The main characters navigate sex for the first time, including Elle (Yasmin Finney) exploring sex as a young trans woman with her boyfriend Tao. And, as you’d expect from Heartstopper, it’s done in a typically thoughtful, insightful way. “I think it is complex for her,” says Finney. “It’s always complex for trans people, really, because you have gender dysphoria, which you have to battle through, and sometimes you don’t necessarily feel comfortable trading sexual interactions with a partner. And I think it really shows this season – it’s more about being comfortable with someone, but Tao and Elle have been best friends for so many years.”

“I’m so happy we’re telling this part of their story,” says Gao. “And we put a lot of work into discussing it first.” Rehearsals featured discussions with the team – including an intimacy director – on how to approach it in the right way. “ We were like: ‘Yaz, tell us about your experiences,’ and she led the conversation, which was really inspiring. That meant that when we came to shoot it, there was just this beautiful openness.”

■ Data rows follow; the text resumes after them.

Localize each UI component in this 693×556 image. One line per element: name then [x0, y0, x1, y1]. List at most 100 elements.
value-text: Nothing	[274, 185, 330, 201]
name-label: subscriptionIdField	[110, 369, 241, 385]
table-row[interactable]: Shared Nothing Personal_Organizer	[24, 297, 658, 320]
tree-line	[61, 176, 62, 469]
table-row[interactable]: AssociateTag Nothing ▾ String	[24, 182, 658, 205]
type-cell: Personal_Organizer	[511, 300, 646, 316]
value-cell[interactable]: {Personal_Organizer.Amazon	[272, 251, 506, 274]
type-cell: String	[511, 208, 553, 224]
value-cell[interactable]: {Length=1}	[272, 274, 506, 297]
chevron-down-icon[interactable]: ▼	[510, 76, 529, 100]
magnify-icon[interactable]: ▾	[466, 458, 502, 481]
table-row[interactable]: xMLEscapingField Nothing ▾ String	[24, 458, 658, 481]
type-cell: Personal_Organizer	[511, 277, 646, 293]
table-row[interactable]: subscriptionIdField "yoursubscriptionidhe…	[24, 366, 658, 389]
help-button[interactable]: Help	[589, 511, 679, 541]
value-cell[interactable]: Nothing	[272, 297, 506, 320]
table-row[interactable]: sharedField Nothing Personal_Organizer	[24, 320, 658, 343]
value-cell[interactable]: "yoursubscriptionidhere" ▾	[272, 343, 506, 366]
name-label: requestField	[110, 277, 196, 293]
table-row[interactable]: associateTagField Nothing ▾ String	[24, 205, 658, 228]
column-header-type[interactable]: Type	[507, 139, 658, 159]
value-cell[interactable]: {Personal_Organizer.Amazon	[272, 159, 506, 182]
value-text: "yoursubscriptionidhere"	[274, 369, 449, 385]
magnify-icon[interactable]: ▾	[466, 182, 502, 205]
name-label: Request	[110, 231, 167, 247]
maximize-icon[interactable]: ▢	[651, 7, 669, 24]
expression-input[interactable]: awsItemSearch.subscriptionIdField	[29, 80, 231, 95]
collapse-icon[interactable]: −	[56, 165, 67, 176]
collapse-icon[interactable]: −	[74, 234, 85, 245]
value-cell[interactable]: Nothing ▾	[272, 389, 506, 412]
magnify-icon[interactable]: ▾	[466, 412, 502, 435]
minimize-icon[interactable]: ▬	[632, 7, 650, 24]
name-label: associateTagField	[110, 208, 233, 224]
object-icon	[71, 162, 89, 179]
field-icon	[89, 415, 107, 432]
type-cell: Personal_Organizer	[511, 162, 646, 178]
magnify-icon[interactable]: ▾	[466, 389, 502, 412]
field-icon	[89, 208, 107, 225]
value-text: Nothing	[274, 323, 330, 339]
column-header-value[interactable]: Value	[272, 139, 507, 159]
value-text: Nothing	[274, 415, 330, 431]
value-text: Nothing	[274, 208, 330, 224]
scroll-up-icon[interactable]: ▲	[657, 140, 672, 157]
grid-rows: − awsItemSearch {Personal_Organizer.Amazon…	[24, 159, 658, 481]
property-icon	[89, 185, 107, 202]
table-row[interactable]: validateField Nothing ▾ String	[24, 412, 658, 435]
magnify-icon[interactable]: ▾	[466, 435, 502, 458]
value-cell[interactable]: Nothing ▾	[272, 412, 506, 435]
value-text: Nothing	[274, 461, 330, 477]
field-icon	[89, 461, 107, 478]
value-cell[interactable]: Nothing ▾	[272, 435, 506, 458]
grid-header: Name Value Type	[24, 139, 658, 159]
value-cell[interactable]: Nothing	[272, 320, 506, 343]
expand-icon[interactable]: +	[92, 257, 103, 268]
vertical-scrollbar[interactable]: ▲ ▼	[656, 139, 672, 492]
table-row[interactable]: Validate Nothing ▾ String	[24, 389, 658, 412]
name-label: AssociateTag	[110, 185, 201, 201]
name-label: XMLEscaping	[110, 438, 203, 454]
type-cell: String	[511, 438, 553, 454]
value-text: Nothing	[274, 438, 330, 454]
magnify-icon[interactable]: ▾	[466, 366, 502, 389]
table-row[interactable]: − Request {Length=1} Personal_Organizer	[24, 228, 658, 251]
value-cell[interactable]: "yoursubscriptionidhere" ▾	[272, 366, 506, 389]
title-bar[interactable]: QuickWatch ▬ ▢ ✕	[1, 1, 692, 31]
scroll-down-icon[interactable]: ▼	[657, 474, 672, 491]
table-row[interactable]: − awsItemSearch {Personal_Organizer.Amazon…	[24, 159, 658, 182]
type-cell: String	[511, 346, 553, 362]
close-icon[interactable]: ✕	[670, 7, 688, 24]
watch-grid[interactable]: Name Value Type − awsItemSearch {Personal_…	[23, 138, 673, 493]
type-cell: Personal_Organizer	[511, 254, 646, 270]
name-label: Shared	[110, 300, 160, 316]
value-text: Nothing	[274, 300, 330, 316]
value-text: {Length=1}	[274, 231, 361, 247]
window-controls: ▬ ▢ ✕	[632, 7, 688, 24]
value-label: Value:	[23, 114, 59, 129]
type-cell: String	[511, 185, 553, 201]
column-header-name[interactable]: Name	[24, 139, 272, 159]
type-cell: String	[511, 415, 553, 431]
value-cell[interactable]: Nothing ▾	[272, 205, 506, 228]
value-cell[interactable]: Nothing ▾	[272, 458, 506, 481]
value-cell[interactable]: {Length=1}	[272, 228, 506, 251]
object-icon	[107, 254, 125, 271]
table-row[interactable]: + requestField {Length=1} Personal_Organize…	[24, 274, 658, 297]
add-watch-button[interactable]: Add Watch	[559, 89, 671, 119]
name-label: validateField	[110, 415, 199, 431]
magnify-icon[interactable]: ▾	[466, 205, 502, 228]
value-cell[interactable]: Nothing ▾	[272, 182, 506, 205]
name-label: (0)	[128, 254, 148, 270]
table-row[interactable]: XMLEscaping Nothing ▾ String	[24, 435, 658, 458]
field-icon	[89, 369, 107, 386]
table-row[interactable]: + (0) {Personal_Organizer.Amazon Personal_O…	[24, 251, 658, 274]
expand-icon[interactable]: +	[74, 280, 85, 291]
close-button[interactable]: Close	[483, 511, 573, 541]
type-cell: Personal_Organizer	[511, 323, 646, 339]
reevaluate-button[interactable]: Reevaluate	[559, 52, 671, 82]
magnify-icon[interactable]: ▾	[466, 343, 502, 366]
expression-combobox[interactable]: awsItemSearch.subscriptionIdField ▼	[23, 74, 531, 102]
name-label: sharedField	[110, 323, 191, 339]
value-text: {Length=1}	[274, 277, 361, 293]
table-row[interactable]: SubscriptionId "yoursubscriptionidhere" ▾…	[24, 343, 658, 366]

And after Elle’s artwork goes viral on social media, she is invited for a radio interview about her work, only to be unexpectedly cornered and asked to respond to transphobic comments. “This season we have an air of realism with what she goes through when she’s being questioned,” says Finney. “It’s not like some of the shows with trans representation, where you have negatives – they’re getting bullied, or hate-crimed. It’s more like small nuances of transphobia, sort of like journalism … all that stuff I have had to experience as Yasmin as well.”

Bridgerton’s Jonathan Bailey also makes an appearance, cameoing as Jack Maddox, a celebrity and author who Charlie has a crush on. His appearance came about after Patrick Walters bumped into him at Glastonbury. “He came up to me and was like: ‘Oh my god, Heartstopper, I love it.’ He was so effusive. And he’s such a sweet, lovely man.”

It’s another lovely tale to hear. Yet this knot in my stomach just won’t quit. Then I am taken past a mural in the school hallway and I slowly realise why. The artwork is a gigantic blue wave painted on the wall. It is a classic Heartstopper image that looks as if it was hand-drawn by Oseman, bursting with colour and care. I’m told that as this is a filming location, sections of the school have to go back to how they were before. Murals are whitewashed, bright lockers painted back to grey. (“I was just walking through the corridor … and I was like: ‘This is so sad!’ Heartstopper has been literally painted away,” Oseman later reflects.)

Then it hits me. This is the first school I have been in since I left my own 20 years ago. It was a school I was keen to forget after two years of name-calling, homophobia and being singled out by pupils and, looking back, at times even teachers. The first series of Heartstopper caused me to face my own past, a realisation that things could have been better. With bad old memories looping in my head, I sent a letter to my school to ask what had changed. I received a response, highlighting a zero tolerance policy on bullying, adding “as a school, and hopefully as a society, we have come a long way since 2007” and suggesting I could visit.

I jumped at the chance to see first-hand what had changed, yet the correspondence faded to nothing. Perhaps term got in the way, I thought. But given I’m at a school that will slowly turn back to the greyness of my own, a question is racking my brain. Is Heartstopper just a fantasy or a reflection of where we are now?

“I don’t know because I think it varies so much,” replies Oseman. “When I was at school, it was nothing like Heartstopper, obviously. But having been an author of teen fiction, I’ve met a lot of teenagers … who clearly have had quite an accepting upbringing in their school environment that feels worlds away from what my school life was like.

“Heartstopper is, of course, more accepting, aspirational and what we wish all schools and queer experiences could be like.”

That’s the thing about this show. Whatever the world we live in, it gives you hope.

Heartstopper is on Netflix from 3 October.